Why does my homespun sizeof operator need a char* cast?

Question

Below is the program to find the size of a structure without using sizeof operator:

struct MyStruct
{
  int i;
  int j;
};

int main()
{
   struct MyStruct *p=0;
   int size = ((char*)(p+1))-((char*)p);
   printf("\nSIZE : [%d]\nSIZE : [%d]\n", size);
   return 0;
}

Why is typecasting to char * required?

If I don't use the char* pointer, the output is 1 - why?

Answer 1

Because pointer arithmetic works in units of the type pointed to. For example:

int* p_num = malloc(10 * sizeof(int)); 
int* p_num2 = p_num + 5;

Here, p_num2 does not point five bytes beyond p_num, it points five integers beyond p_num. If on your machine an integer is four bytes wide, the address stored in p_num2 will be twenty bytes beyond that stored in p_num.
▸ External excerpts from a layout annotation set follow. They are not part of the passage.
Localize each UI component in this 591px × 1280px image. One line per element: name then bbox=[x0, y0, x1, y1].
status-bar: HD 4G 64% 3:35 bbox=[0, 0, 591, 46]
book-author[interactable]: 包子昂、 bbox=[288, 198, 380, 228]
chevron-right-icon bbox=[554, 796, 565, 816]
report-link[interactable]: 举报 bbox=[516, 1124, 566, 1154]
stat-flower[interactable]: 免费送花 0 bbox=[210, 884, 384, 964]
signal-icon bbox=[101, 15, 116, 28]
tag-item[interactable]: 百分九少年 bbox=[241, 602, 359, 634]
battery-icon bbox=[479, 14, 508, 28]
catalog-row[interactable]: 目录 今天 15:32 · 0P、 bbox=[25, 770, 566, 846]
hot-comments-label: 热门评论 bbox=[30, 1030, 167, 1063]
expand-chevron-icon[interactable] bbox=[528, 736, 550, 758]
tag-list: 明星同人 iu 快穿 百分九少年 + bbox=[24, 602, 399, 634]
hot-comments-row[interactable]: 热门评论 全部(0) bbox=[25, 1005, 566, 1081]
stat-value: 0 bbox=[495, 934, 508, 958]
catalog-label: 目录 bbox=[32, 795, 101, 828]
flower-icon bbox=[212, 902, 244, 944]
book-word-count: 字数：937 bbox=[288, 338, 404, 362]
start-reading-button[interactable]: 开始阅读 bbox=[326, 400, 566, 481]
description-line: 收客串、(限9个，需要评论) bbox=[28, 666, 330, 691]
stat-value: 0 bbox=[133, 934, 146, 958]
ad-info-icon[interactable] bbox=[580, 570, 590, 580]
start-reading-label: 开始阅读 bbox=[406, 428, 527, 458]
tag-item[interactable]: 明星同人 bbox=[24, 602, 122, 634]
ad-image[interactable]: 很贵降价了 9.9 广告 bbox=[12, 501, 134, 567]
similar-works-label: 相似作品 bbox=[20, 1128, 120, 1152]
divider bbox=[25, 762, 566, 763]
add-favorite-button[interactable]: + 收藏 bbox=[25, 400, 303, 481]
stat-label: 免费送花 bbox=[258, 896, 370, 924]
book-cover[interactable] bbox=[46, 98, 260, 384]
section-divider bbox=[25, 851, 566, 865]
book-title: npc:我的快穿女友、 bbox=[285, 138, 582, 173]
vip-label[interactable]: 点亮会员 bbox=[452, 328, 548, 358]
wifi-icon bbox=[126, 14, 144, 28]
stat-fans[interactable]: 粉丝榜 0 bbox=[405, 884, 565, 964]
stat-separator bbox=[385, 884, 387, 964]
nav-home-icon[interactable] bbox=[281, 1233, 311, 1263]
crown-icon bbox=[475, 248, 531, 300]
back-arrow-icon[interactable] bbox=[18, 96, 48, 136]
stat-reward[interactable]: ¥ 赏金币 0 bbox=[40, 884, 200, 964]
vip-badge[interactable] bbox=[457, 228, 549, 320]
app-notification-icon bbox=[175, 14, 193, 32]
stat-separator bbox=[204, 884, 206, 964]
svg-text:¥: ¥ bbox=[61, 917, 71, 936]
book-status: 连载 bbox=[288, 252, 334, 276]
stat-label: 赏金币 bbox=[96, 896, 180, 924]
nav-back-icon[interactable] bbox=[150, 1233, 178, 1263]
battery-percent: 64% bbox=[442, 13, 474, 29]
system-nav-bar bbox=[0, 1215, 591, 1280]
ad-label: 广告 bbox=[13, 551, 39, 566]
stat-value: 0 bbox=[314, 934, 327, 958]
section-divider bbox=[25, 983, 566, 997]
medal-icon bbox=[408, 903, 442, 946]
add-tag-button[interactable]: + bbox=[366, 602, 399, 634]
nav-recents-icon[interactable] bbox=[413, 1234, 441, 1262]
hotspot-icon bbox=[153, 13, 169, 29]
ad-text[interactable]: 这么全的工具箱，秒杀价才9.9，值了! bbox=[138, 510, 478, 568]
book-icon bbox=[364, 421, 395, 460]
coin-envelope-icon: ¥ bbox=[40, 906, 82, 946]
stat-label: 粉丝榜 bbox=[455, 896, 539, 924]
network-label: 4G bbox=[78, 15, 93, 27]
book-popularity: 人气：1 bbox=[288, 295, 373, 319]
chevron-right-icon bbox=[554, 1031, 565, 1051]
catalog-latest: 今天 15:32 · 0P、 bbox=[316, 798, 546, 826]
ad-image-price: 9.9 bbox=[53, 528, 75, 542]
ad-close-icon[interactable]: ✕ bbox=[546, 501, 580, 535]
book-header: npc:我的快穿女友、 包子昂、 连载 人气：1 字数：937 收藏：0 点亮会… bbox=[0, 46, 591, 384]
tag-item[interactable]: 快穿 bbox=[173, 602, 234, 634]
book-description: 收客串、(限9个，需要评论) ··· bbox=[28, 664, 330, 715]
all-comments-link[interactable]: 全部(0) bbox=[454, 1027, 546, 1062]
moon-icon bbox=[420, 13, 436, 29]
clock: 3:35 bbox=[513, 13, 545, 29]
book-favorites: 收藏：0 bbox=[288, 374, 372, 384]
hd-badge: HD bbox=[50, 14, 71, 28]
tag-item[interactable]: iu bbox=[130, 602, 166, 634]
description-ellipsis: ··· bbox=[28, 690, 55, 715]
The reason for this is mainly so that pointers can be indexed like arrays. p_num[5] is exactly equivalent to *(p_num + 5), so it wouldn't make sense for pointer arithmetic to always work in bytes, otherwise p_num[5] would give you some data that started in the middle of the second integer, rather than giving you the sixth integer as you would expect.

In order to move a specific number of bytes beyond a pointer, you need to cast the pointer to point to a type that is guaranteed to be exactly 1 byte wide (a char).

Also, you have an error here:

printf("\nSIZE : [%d]\nSIZE : [%d]\n", size);

You have two format specifiers but only one argument after the format string.